DR. SANTANA: Are there incidence rates for those developmental lymphomas? You mentioned I think summary cases, but I didn't get a sense whether it's a high incidence, it's a low incidence. I didn't get a feeling for numbers-wise what are we talking about.
DR. HILL: In my opinion it's a high incidence. It's 50 percent or higher and that's a high incidence for tumor formation, but that was just specifically for the lymphomas.
DR. SANTANA: Then my second question, if the chair would allow, relates to these adult patients that were in one of the last slides that were shown that develop lymphomas. Do you know more about the comorbid histories of these adults in terms of their risk of developing lymphoma in comparison to developing lymphoma and getting this agent? Do we know whether they were immunosuppressed from HIV, they were immunosuppressed from other conditions?
DR. PITTS: We do know more. One of the patients, the Kaposi's sarcoma, was an HIV-positive patient. Another patient ‑‑ I have the data. I can get the details for you, but yes, most of the patients had other concurrent illnesses.

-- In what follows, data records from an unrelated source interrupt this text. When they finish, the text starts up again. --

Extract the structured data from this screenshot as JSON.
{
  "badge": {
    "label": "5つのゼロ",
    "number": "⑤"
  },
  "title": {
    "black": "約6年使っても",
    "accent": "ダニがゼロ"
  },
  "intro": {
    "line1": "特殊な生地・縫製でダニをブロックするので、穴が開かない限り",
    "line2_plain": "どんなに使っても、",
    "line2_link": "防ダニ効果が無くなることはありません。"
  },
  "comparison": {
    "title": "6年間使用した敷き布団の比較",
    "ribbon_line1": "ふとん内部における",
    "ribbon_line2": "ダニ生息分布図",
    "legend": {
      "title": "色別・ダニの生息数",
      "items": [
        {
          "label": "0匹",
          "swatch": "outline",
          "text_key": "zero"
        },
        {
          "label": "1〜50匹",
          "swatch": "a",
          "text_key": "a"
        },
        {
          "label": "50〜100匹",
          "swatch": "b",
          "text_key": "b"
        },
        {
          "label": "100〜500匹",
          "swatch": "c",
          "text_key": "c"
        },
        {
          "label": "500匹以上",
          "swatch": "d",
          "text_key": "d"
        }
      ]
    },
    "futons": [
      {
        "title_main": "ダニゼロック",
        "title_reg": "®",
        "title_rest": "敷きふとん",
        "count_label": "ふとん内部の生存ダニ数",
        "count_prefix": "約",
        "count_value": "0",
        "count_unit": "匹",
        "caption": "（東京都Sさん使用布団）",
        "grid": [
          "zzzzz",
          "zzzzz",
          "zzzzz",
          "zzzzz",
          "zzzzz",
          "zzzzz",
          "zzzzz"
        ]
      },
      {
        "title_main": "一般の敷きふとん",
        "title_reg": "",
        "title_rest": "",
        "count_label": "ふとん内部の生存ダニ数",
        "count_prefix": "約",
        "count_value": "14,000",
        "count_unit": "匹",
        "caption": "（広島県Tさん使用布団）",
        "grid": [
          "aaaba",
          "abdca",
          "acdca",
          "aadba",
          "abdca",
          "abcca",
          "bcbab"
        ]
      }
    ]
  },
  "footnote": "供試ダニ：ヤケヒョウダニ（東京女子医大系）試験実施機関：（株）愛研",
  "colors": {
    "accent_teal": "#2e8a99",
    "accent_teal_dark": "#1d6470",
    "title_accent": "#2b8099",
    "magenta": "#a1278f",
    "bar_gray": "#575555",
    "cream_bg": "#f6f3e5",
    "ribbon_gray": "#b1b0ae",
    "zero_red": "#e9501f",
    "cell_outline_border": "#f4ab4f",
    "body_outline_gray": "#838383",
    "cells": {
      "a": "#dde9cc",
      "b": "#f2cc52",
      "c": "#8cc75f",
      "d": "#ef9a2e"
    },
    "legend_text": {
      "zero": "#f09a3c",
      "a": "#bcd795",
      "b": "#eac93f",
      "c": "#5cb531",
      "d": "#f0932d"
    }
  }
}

DR. SANTANA: So these were not purely atopic dermatitis patients that were getting this agent. They had other conditions.
DR. PITTS: They had other confounders that were present.
DR. SANTANA: But the drug was always used as a primary indication to treat their atopic dermatitis. Am I correct?
DR. PITTS: Yes.
DR. SANTANA: Thank you.
DR. CHESNEY: Dr. Stern, then Dr. Rabkin, then Dr. Danford.
DR. STERN: I had one comment and a couple of questions. When we talk about potential immune targets, I think we should very much talk about the skin. If you look at the role of photo-carcinogenesis and risk for skin cancer, the skin is clearly a very active immunologic end organ.